Further, for all of Erasmus’s exalted position in the Republic, the last few years have been too much about one man. Like a helicopter parent at a playground, not allowing his children to fall off the monkey bars and learn a few things for themselves, Erasmus stationed himself on the sideline during the Lions series and rushed onto the field at every opportunity, brandishing his game plan, micro-managing his player’s every movement.
Little wonder that when Erasmus is no longer present with the side, his talismanic energy languishing across the Indian Ocean, his inspiration diluted through a Zoom lens, players suddenly forced into thinking for themselves have been found wanting.

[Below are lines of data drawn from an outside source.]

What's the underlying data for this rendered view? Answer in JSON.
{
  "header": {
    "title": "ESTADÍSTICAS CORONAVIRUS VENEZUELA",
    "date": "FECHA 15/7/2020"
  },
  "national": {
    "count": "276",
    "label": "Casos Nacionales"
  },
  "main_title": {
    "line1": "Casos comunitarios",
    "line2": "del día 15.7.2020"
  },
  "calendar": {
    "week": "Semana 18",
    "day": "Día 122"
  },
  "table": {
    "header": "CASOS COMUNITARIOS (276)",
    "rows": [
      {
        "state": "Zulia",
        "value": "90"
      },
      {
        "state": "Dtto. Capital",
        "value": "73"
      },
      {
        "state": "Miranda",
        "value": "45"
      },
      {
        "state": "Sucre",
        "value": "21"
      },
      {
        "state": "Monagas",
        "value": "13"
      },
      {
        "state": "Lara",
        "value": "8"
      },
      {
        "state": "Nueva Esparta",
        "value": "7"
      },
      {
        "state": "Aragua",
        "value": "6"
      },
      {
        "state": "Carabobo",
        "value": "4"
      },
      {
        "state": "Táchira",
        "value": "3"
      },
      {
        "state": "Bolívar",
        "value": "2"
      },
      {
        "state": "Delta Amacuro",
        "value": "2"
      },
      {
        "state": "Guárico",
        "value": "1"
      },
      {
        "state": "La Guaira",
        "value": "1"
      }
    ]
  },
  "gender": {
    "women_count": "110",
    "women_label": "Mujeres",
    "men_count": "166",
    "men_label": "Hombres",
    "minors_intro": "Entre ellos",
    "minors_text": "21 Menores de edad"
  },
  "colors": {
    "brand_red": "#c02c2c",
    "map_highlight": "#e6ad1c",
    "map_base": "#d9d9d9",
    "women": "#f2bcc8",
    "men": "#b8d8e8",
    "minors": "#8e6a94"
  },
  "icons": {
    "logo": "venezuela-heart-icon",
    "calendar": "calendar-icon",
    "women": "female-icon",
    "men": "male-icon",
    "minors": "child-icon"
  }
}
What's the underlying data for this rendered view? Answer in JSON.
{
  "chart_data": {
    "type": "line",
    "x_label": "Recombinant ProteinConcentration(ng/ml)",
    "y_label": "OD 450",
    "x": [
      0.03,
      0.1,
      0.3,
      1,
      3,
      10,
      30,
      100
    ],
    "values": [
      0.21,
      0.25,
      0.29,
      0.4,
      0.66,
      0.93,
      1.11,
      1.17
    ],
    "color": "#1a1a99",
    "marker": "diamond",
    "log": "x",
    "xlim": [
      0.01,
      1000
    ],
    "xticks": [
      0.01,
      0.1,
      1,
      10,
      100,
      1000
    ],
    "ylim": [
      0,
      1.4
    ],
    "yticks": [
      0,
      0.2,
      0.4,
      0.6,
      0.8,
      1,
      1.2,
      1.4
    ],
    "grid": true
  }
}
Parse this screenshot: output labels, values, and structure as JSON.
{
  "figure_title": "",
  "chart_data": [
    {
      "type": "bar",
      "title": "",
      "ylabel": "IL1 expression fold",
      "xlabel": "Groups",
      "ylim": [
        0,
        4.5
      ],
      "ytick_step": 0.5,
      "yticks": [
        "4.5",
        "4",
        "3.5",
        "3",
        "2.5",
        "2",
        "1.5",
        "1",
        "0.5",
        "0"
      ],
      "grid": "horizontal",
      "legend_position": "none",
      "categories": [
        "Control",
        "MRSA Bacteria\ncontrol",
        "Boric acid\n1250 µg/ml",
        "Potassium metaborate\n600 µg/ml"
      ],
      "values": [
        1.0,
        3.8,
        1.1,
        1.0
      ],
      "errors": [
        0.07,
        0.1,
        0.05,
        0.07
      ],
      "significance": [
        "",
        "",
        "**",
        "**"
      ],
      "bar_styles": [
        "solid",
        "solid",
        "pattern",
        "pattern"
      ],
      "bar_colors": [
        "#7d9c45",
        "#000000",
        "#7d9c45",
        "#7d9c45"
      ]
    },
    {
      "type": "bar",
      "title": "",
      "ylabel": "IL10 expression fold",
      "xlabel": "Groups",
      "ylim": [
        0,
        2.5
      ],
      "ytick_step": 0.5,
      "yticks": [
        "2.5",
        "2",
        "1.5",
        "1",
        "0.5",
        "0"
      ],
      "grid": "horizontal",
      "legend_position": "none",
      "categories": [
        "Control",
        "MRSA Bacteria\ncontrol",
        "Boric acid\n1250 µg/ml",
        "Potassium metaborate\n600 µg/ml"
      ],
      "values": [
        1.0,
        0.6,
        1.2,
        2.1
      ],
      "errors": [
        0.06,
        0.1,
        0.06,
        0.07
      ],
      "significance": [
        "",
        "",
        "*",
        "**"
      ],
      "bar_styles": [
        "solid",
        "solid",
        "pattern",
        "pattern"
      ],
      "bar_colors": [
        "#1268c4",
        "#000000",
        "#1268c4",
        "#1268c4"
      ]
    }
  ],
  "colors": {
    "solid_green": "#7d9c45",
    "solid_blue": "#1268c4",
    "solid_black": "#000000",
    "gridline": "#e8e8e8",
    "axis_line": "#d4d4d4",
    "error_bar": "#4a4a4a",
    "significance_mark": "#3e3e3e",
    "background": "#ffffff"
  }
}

No doubt there will be video analysis and copious notes already on their way to coach Jacques Nienaber, a thoroughly agreeable and likeable man it must be said, but who, speaking after the match, candidly admitted to having no answers.
He’ll need to find some, and quickly. In his favour, one suspects that the nature of the occasion – the 100th Test match between South Africa and New Zealand – will serve to inspire and lift his players, and All Blacks fans expecting an easy romp might be disappointed.
But if this really is all the Springboks have, and the match is allowed to flow, it’s hard to see anything but a 60th Test win for the All Blacks, who are playing with a sharper, more disciplined focus this season.
Their 36-13 victory over Argentina was similar to their win at the Gold Coast the week before, with the Pumas looking to be on the ropes, unable to stem the tide of possession and wave of runners yet somehow scrambling superbly in defence to limit the damage.
They were helped by the All Blacks butchering opportunities through forward passes, with some of the support runners being too shallow, but with some significant inclusions to the starting 23 to be made this week, coach Ian Foster shouldn’t be too concerned by a wee bit of over-exuberance.
In fact the 20-minute period in the second half during which the Pumas made things very difficult for the All Blacks and which was crowned by a smartly worked try by Santiago Carreras and Emiliano Boffelli, will have provided the All Blacks with more benefit than any procession of tries would have done. No matter what the crowd was hoping to see.
What impressed was the confidence displayed by Hoskins Sotutu at No. 8 despite him having endured an extended spell out of favour. Other eye-catchers were the athletic young lock Tupou Vaa’i and a very assured display from inside centre Quinn Tupaea.
For their part, the Pumas were more cohesive this week and will take some positives into their two matches against the Wallabies. Carreras was a revelation at flyhalf, but the Wallabies will target the Pumas scrum and profit from it if a more solid footing cannot be found.
This will be an interesting challenge for the Wallabies, now having raised the expectations of themselves and their fans. Remember that last year’s two fixtures resulted in drawn matches.
Having now seen off the World Cup winners, another draw or loss to the Pumas would represent a major let-down and would recall another of the Robinson family robot’s famous catchphrases: “It does not compute”.